Maria sentiu o estômago revirar. Ela não queria acreditar no que estava ouvindo, mas a dúvida estava crescendo dentro de si. Ela queria se levantar, ir até ele e perguntar o que estava acontecendo, mas não conseguia. A dor na coluna, a incapacidade de se mover com facilidade, tudo isso a impedia de agir. E, pior ainda, ela não queria parecer frágil, mesmo que sua mente estivesse cheia de inseguranças.

— Eu sei que você não vai gostar disso, mas… agora eu preciso cuidar dela. — Ronaldo falou novamente, com um tom de voz que, de alguma forma, soava mais duro. Ele estava claramente discutindo com alguém, mas quem era essa pessoa?

— Eu entendo o que você está dizendo, mas agora não é a hora. Quando tudo isso passar, podemos conversar. Mas, até lá, você vai ter que esperar. Eu estou ficando com ela. Vou cuidar dela.

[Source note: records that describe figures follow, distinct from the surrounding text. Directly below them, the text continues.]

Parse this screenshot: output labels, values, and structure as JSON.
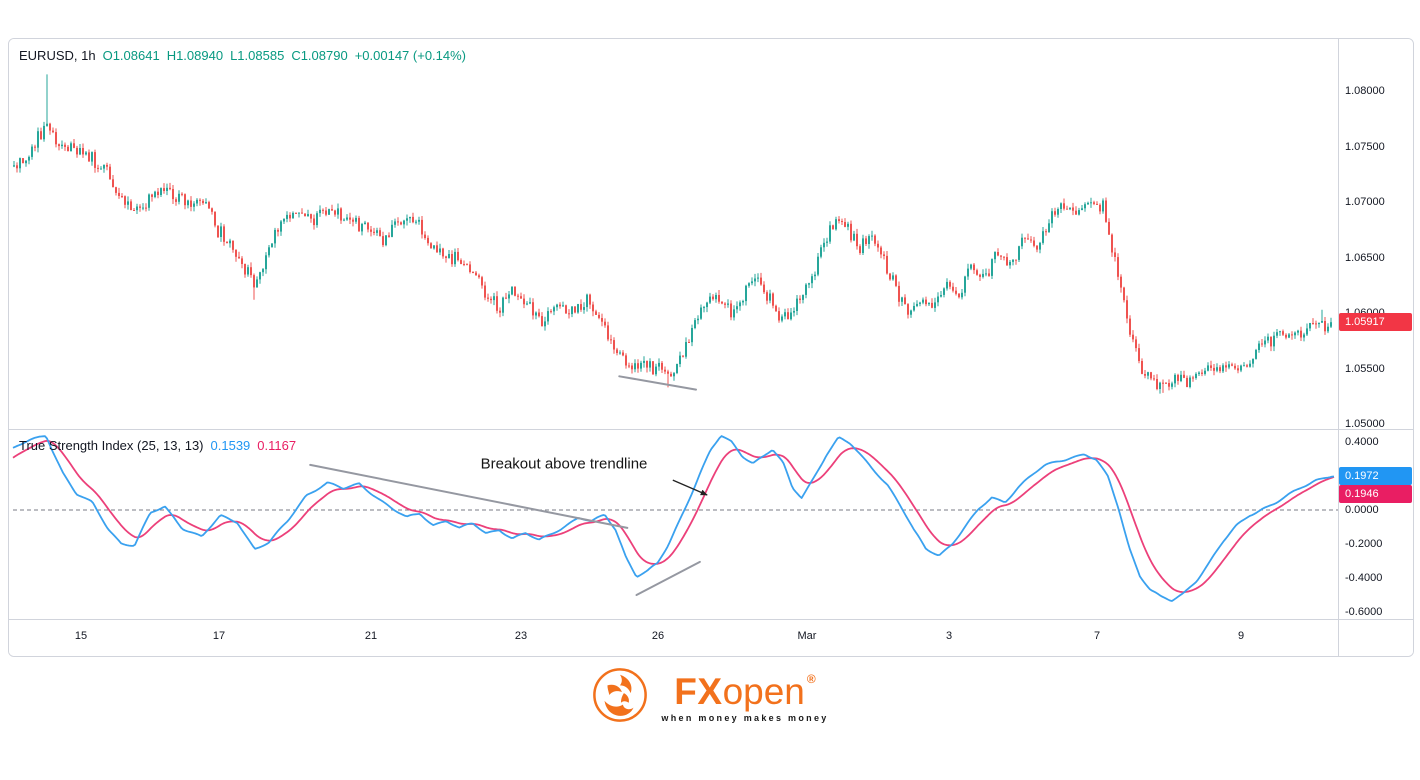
{
  "price_panel": {
    "legend": {
      "symbol": "EURUSD, 1h",
      "open": "O1.08641",
      "high": "H1.08940",
      "low": "L1.08585",
      "close": "C1.08790",
      "change": "+0.00147 (+0.14%)"
    },
    "last_price": "1.05917",
    "y_ticks": [
      "1.08000",
      "1.07500",
      "1.07000",
      "1.06500",
      "1.06000",
      "1.05500",
      "1.05000"
    ]
  },
  "tsi_panel": {
    "legend": {
      "title": "True Strength Index (25, 13, 13)",
      "value1": "0.1539",
      "value2": "0.1167"
    },
    "badges": {
      "tsi": "0.1972",
      "signal": "0.1946"
    },
    "y_ticks": [
      "0.4000",
      "0.2000",
      "0.0000",
      "-0.2000",
      "-0.4000",
      "-0.6000"
    ]
  },
  "time_axis": {
    "labels": [
      "15",
      "17",
      "21",
      "23",
      "26",
      "Mar",
      "3",
      "7",
      "9"
    ],
    "positions": [
      0.0515,
      0.156,
      0.271,
      0.3845,
      0.488,
      0.601,
      0.7086,
      0.8206,
      0.9296
    ]
  },
  "footer": {
    "brand_fx": "FX",
    "brand_open": "open",
    "registered": "®",
    "tagline": "when money makes money"
  },
  "colors": {
    "up": "#26a69a",
    "down": "#ef5350",
    "tsi_line": "#3aa1ef",
    "signal_line": "#ec407a",
    "legend_green": "#089981",
    "badge_price": "#f23645",
    "badge_tsi": "#2196f3",
    "badge_signal": "#e91e63",
    "trendline": "#9598a1",
    "zero_line": "#787b86",
    "separator": "#d1d4dc",
    "brand_orange": "#f2711c"
  },
  "chart_data": [
    {
      "type": "candlestick",
      "symbol": "EURUSD",
      "timeframe": "1h",
      "legend_ohlc": {
        "open": 1.08641,
        "high": 1.0894,
        "low": 1.08585,
        "close": 1.0879,
        "change": 0.00147,
        "change_pct": 0.14
      },
      "last_price": 1.05917,
      "ylim": [
        1.0495,
        1.0843
      ],
      "y_ticks": [
        1.08,
        1.075,
        1.07,
        1.065,
        1.06,
        1.055,
        1.05
      ],
      "x_labels": [
        "15",
        "17",
        "21",
        "23",
        "26",
        "Mar",
        "3",
        "7",
        "9"
      ],
      "bars": 440,
      "anchors": [
        [
          0.0,
          1.0732
        ],
        [
          0.012,
          1.0742
        ],
        [
          0.024,
          1.0772
        ],
        [
          0.032,
          1.0752
        ],
        [
          0.045,
          1.0748
        ],
        [
          0.058,
          1.0738
        ],
        [
          0.072,
          1.0726
        ],
        [
          0.085,
          1.0695
        ],
        [
          0.095,
          1.0692
        ],
        [
          0.105,
          1.0703
        ],
        [
          0.118,
          1.071
        ],
        [
          0.13,
          1.0698
        ],
        [
          0.142,
          1.0703
        ],
        [
          0.155,
          1.0674
        ],
        [
          0.168,
          1.0652
        ],
        [
          0.183,
          1.0624
        ],
        [
          0.193,
          1.0655
        ],
        [
          0.205,
          1.0688
        ],
        [
          0.215,
          1.0692
        ],
        [
          0.228,
          1.0684
        ],
        [
          0.24,
          1.0694
        ],
        [
          0.255,
          1.0683
        ],
        [
          0.27,
          1.0676
        ],
        [
          0.282,
          1.0662
        ],
        [
          0.294,
          1.0686
        ],
        [
          0.306,
          1.0678
        ],
        [
          0.318,
          1.066
        ],
        [
          0.332,
          1.0651
        ],
        [
          0.345,
          1.0644
        ],
        [
          0.358,
          1.0618
        ],
        [
          0.368,
          1.0605
        ],
        [
          0.378,
          1.0621
        ],
        [
          0.39,
          1.0608
        ],
        [
          0.402,
          1.0592
        ],
        [
          0.413,
          1.0612
        ],
        [
          0.424,
          1.06
        ],
        [
          0.435,
          1.0614
        ],
        [
          0.447,
          1.0592
        ],
        [
          0.457,
          1.0568
        ],
        [
          0.467,
          1.0552
        ],
        [
          0.478,
          1.0556
        ],
        [
          0.49,
          1.055
        ],
        [
          0.5,
          1.0548
        ],
        [
          0.51,
          1.0572
        ],
        [
          0.522,
          1.0606
        ],
        [
          0.533,
          1.0617
        ],
        [
          0.545,
          1.06
        ],
        [
          0.557,
          1.0626
        ],
        [
          0.565,
          1.0631
        ],
        [
          0.575,
          1.0608
        ],
        [
          0.583,
          1.0592
        ],
        [
          0.593,
          1.0604
        ],
        [
          0.605,
          1.063
        ],
        [
          0.615,
          1.066
        ],
        [
          0.624,
          1.0687
        ],
        [
          0.633,
          1.0673
        ],
        [
          0.642,
          1.0659
        ],
        [
          0.651,
          1.067
        ],
        [
          0.661,
          1.0648
        ],
        [
          0.67,
          1.062
        ],
        [
          0.679,
          1.0597
        ],
        [
          0.69,
          1.0614
        ],
        [
          0.698,
          1.0606
        ],
        [
          0.708,
          1.0624
        ],
        [
          0.718,
          1.0614
        ],
        [
          0.727,
          1.0641
        ],
        [
          0.737,
          1.063
        ],
        [
          0.747,
          1.0654
        ],
        [
          0.757,
          1.0645
        ],
        [
          0.767,
          1.0668
        ],
        [
          0.777,
          1.066
        ],
        [
          0.787,
          1.0688
        ],
        [
          0.796,
          1.07
        ],
        [
          0.806,
          1.069
        ],
        [
          0.818,
          1.07
        ],
        [
          0.827,
          1.0694
        ],
        [
          0.837,
          1.0643
        ],
        [
          0.846,
          1.059
        ],
        [
          0.855,
          1.0553
        ],
        [
          0.865,
          1.054
        ],
        [
          0.873,
          1.0536
        ],
        [
          0.882,
          1.0545
        ],
        [
          0.892,
          1.0539
        ],
        [
          0.902,
          1.0548
        ],
        [
          0.912,
          1.0544
        ],
        [
          0.922,
          1.0552
        ],
        [
          0.93,
          1.0549
        ],
        [
          0.94,
          1.0562
        ],
        [
          0.95,
          1.0573
        ],
        [
          0.96,
          1.0582
        ],
        [
          0.97,
          1.0577
        ],
        [
          0.98,
          1.0588
        ],
        [
          0.99,
          1.059
        ],
        [
          1.0,
          1.05917
        ]
      ],
      "wick_events": [
        {
          "f": 0.025,
          "high": 1.0815
        },
        {
          "f": 0.183,
          "low": 1.0612
        },
        {
          "f": 0.497,
          "low": 1.0533
        },
        {
          "f": 0.873,
          "low": 1.0528
        },
        {
          "f": 0.993,
          "high": 1.0603
        }
      ],
      "trendline": {
        "f1": 0.459,
        "p1": 1.0543,
        "f2": 0.517,
        "p2": 1.0531
      }
    },
    {
      "type": "line",
      "title": "True Strength Index (25, 13, 13)",
      "ylim": [
        -0.62,
        0.45
      ],
      "y_ticks": [
        0.4,
        0.2,
        0.0,
        -0.2,
        -0.4,
        -0.6
      ],
      "zero_line": {
        "value": 0,
        "style": "dashed"
      },
      "series": [
        {
          "name": "TSI",
          "last": 0.1972,
          "anchors": [
            [
              0.0,
              0.35
            ],
            [
              0.013,
              0.4
            ],
            [
              0.025,
              0.435
            ],
            [
              0.038,
              0.22
            ],
            [
              0.048,
              0.1
            ],
            [
              0.06,
              0.05
            ],
            [
              0.072,
              -0.1
            ],
            [
              0.082,
              -0.19
            ],
            [
              0.092,
              -0.21
            ],
            [
              0.104,
              -0.03
            ],
            [
              0.115,
              0.01
            ],
            [
              0.128,
              -0.11
            ],
            [
              0.143,
              -0.16
            ],
            [
              0.157,
              -0.03
            ],
            [
              0.17,
              -0.06
            ],
            [
              0.183,
              -0.22
            ],
            [
              0.194,
              -0.19
            ],
            [
              0.208,
              -0.07
            ],
            [
              0.222,
              0.08
            ],
            [
              0.238,
              0.15
            ],
            [
              0.25,
              0.12
            ],
            [
              0.262,
              0.16
            ],
            [
              0.275,
              0.09
            ],
            [
              0.288,
              0.01
            ],
            [
              0.298,
              -0.04
            ],
            [
              0.308,
              -0.02
            ],
            [
              0.318,
              -0.09
            ],
            [
              0.328,
              -0.07
            ],
            [
              0.338,
              -0.12
            ],
            [
              0.348,
              -0.09
            ],
            [
              0.358,
              -0.14
            ],
            [
              0.368,
              -0.11
            ],
            [
              0.378,
              -0.16
            ],
            [
              0.388,
              -0.13
            ],
            [
              0.398,
              -0.17
            ],
            [
              0.408,
              -0.13
            ],
            [
              0.418,
              -0.09
            ],
            [
              0.428,
              -0.05
            ],
            [
              0.438,
              -0.08
            ],
            [
              0.448,
              -0.04
            ],
            [
              0.456,
              -0.12
            ],
            [
              0.464,
              -0.28
            ],
            [
              0.472,
              -0.39
            ],
            [
              0.48,
              -0.36
            ],
            [
              0.488,
              -0.31
            ],
            [
              0.496,
              -0.2
            ],
            [
              0.504,
              -0.06
            ],
            [
              0.512,
              0.08
            ],
            [
              0.52,
              0.22
            ],
            [
              0.528,
              0.35
            ],
            [
              0.536,
              0.43
            ],
            [
              0.544,
              0.39
            ],
            [
              0.552,
              0.31
            ],
            [
              0.56,
              0.27
            ],
            [
              0.568,
              0.31
            ],
            [
              0.575,
              0.35
            ],
            [
              0.583,
              0.27
            ],
            [
              0.59,
              0.13
            ],
            [
              0.597,
              0.08
            ],
            [
              0.606,
              0.2
            ],
            [
              0.616,
              0.34
            ],
            [
              0.625,
              0.43
            ],
            [
              0.634,
              0.39
            ],
            [
              0.643,
              0.31
            ],
            [
              0.652,
              0.23
            ],
            [
              0.662,
              0.14
            ],
            [
              0.672,
              0.01
            ],
            [
              0.682,
              -0.13
            ],
            [
              0.691,
              -0.23
            ],
            [
              0.701,
              -0.26
            ],
            [
              0.711,
              -0.19
            ],
            [
              0.721,
              -0.09
            ],
            [
              0.731,
              0.01
            ],
            [
              0.741,
              0.08
            ],
            [
              0.751,
              0.05
            ],
            [
              0.761,
              0.13
            ],
            [
              0.771,
              0.19
            ],
            [
              0.781,
              0.25
            ],
            [
              0.791,
              0.28
            ],
            [
              0.801,
              0.31
            ],
            [
              0.811,
              0.33
            ],
            [
              0.82,
              0.3
            ],
            [
              0.829,
              0.2
            ],
            [
              0.837,
              0.02
            ],
            [
              0.845,
              -0.21
            ],
            [
              0.853,
              -0.38
            ],
            [
              0.861,
              -0.47
            ],
            [
              0.869,
              -0.52
            ],
            [
              0.877,
              -0.545
            ],
            [
              0.886,
              -0.5
            ],
            [
              0.896,
              -0.42
            ],
            [
              0.906,
              -0.31
            ],
            [
              0.916,
              -0.19
            ],
            [
              0.926,
              -0.09
            ],
            [
              0.936,
              -0.02
            ],
            [
              0.946,
              0.02
            ],
            [
              0.956,
              0.05
            ],
            [
              0.966,
              0.09
            ],
            [
              0.976,
              0.13
            ],
            [
              0.986,
              0.17
            ],
            [
              1.0,
              0.1972
            ]
          ]
        },
        {
          "name": "Signal",
          "last": 0.1946,
          "derived_from": "TSI",
          "smoothing": "ema"
        }
      ],
      "trendlines": [
        {
          "f1": 0.225,
          "v1": 0.265,
          "f2": 0.465,
          "v2": -0.105
        },
        {
          "f1": 0.472,
          "v1": -0.5,
          "f2": 0.52,
          "v2": -0.305
        }
      ],
      "annotation": {
        "text": "Breakout above trendline",
        "cx_f": 0.417,
        "cy_v": 0.27,
        "arrow": {
          "x1_f": 0.4995,
          "v1": 0.176,
          "x2_f": 0.5255,
          "v2": 0.088
        }
      }
    }
  ]
}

Maria fechou os olhos por um momento, tentando processar tudo o que acabara de ouvir. O que estava acontecendo? Quem era a pessoa que ele estava discutindo ao telefone? E o que ele quis dizer com "quando tudo isso passar"? Era como se ele já tivesse planejado algo para depois. E ela? O que ela representava agora na vida dele?

Ela não queria ouvir mais. Queria acreditar que estava ouvindo errado, que tudo era só uma confusão. Mas as palavras ficaram ecoando em sua mente, como um martelo batendo no seu peito. Quando ele voltou ao quarto, ela rapidamente fechou os olhos, fingindo estar dormindo, sentindo uma mistura de raiva e tristeza crescer dentro de si.

Ronaldo entrou no quarto sem fazer barulho, provavelmente tentando não acordá-la. Ele a observou por um momento, sentindo o alívio de vê-la tranquila, mas Maria estava longe de estar tranquila. Ela ainda ouvia as palavras dele reverberando na sua cabeça.

— Eu vou te cuidar, Maria. Sempre. — Ele sussurrou, como se não soubesse que ela estava bem acordada, ouvindo tudo.

Maria permaneceu em silêncio, respirando fundo, tentando controlar o turbilhão de sentimentos dentro de si. Ela não sabia o que fazer com aquilo. Não sabia o que pensar. Mas, naquele momento, algo dentro dela mudou. O mundo estava girando em torno dela de um jeito estranho, e ela sabia que, por mais que quisesse acreditar que Ronaldo estava ali por ela, algo estava começando a se desmoronar.

Ela fechou os olhos, fingindo estar dormindo, mas as palavras de Ronaldo ficaram ali, na sua mente, queimando como fogo.